Our company’s position in the marketplace and in Walmark stores is under attack now. We are operating on thin production and profit margins, which will likely become thinner unless we find a way to maintain sales, revenues and profits. Consumers who are brand loyal to us will continue to purchase our brand. But, the majority of consumers are probably willing to try a new entry and, if it is good enough, they may incorporate it into the list of brand preferences, which means that our sales will be impacted if many of those consumers continue to switch brands on different shopping trips. The truly price conscious consumer will likely switch to the Walmark brand if it is able to maintain a low price.

It seems to me that we have two options to combat this new entry. First, we can develop an advertising campaign that attempts to convert brand switchers to brand loyal consumers. This will necessitate an increase in our advertising expenditures beyond current levels, and it may call for a significant increase in advertising. I know that our prime medium has indicated that it will give us a 10% price break on our advertising if we increase our placements with them by 20% and prepay our costs upfront. What looks like a good deal really turns out not to be. The extra advertising placements will likely eat up what we would save, and if we prepay for our placements, our budget is expended leaving us with no flexibility should we need to make quick changes in our advertising and its schedule. Besides, converting brand switchers to brand loyal consumers will cost more than we want to spend.

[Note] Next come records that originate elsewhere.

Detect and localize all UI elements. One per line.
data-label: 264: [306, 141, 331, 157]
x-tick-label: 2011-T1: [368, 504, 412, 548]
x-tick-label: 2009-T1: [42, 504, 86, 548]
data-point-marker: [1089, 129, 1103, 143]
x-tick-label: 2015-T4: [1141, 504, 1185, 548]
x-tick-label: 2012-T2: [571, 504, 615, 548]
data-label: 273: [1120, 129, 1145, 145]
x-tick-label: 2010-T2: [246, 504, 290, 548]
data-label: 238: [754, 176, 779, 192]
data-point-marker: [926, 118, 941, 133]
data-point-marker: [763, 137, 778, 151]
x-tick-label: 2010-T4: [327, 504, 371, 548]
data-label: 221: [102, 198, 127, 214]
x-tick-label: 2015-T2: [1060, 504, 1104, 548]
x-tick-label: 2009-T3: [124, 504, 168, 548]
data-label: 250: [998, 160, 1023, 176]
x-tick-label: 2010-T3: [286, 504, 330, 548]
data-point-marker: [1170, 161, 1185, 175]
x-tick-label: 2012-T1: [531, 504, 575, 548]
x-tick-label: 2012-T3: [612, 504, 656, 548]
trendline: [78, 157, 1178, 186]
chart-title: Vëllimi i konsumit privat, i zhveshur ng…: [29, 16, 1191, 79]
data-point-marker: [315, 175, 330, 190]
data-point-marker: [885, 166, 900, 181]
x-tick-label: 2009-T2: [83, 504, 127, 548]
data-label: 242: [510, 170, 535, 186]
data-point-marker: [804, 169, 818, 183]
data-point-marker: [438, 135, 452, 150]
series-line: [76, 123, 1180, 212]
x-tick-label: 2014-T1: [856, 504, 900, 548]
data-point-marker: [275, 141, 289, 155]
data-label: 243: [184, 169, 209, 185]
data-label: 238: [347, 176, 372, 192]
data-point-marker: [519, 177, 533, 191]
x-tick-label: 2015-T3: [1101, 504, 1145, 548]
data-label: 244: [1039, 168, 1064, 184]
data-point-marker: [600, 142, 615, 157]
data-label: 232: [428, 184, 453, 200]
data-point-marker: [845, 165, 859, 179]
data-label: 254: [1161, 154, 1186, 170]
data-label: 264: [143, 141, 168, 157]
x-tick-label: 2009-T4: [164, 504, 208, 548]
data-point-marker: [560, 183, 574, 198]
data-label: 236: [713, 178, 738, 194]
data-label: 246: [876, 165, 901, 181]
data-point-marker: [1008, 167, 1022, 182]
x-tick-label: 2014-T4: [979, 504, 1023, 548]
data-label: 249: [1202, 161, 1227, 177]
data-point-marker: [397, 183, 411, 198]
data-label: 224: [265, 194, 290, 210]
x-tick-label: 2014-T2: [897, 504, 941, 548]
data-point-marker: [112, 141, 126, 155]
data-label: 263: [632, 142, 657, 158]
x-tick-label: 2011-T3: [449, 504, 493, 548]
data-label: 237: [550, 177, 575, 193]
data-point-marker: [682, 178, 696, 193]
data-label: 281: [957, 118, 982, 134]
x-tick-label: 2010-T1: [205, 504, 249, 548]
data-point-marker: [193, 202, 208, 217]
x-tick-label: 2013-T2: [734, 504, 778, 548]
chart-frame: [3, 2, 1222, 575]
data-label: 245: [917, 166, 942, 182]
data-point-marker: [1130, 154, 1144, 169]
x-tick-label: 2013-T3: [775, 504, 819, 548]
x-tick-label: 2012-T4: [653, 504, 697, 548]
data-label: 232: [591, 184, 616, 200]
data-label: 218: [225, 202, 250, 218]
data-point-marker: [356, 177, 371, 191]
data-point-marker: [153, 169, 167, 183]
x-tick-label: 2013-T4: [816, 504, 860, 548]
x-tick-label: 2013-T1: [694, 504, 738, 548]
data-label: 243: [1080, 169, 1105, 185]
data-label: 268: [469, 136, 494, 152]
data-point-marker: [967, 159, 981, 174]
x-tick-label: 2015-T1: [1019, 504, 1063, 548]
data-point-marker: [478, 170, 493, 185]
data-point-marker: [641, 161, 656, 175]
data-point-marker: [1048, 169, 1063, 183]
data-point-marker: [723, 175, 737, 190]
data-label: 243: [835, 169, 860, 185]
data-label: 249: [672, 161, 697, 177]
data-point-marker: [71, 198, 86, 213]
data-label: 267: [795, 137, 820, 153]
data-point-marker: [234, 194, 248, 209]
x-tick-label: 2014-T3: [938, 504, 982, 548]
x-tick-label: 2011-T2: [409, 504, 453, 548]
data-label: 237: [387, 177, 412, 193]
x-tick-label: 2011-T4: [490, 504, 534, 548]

Our tight margins and other budget considerations may not permit such a strategy.

I believe a better strategy would involve a three-pronged attack in the marketplace. First, we should begin to emphasize the quality of our product in our advertising in anticipation of this new entry. This will not only help at Walmark stores, it will begin to set us apart in all of our outlets. Second, we should ready a sales promotion program, probably coupons, aimed specifically at Walmark stores. The program should temporarily bring the price of our product to a comparable level at Walmark stores only. I know this seems inconsistent with the quality message, but we may be able to make consumers think they are getting a higher quality product for a lower price. It is only temporary while consumers get used to the new product on Walmark’s shelves. Third, we should begin to explore new outlets for our product to absorb the drop in product movement at Walmark stores. Even if our marketing efforts are successful, we will lose some movement through Walmark stores simply because price conscious consumers will switch to its brand. New outlets, consistent with our product image and marketing strategy could help absorb some of this loss and help us avoid lower production of the product.

We need to monitor the sales promotion to see if it works, and use the results of the first month to see how long we need to do this in Walmark stores. We do not want to get into the position of always having to use sales promotion to maintain product sales in these stores. Consumers may come to expect it and leave us in large numbers when we stop. It is important that we use it temporarily to avoid this and to keep our brand from becoming cheap in the eyes of our loyal consumers.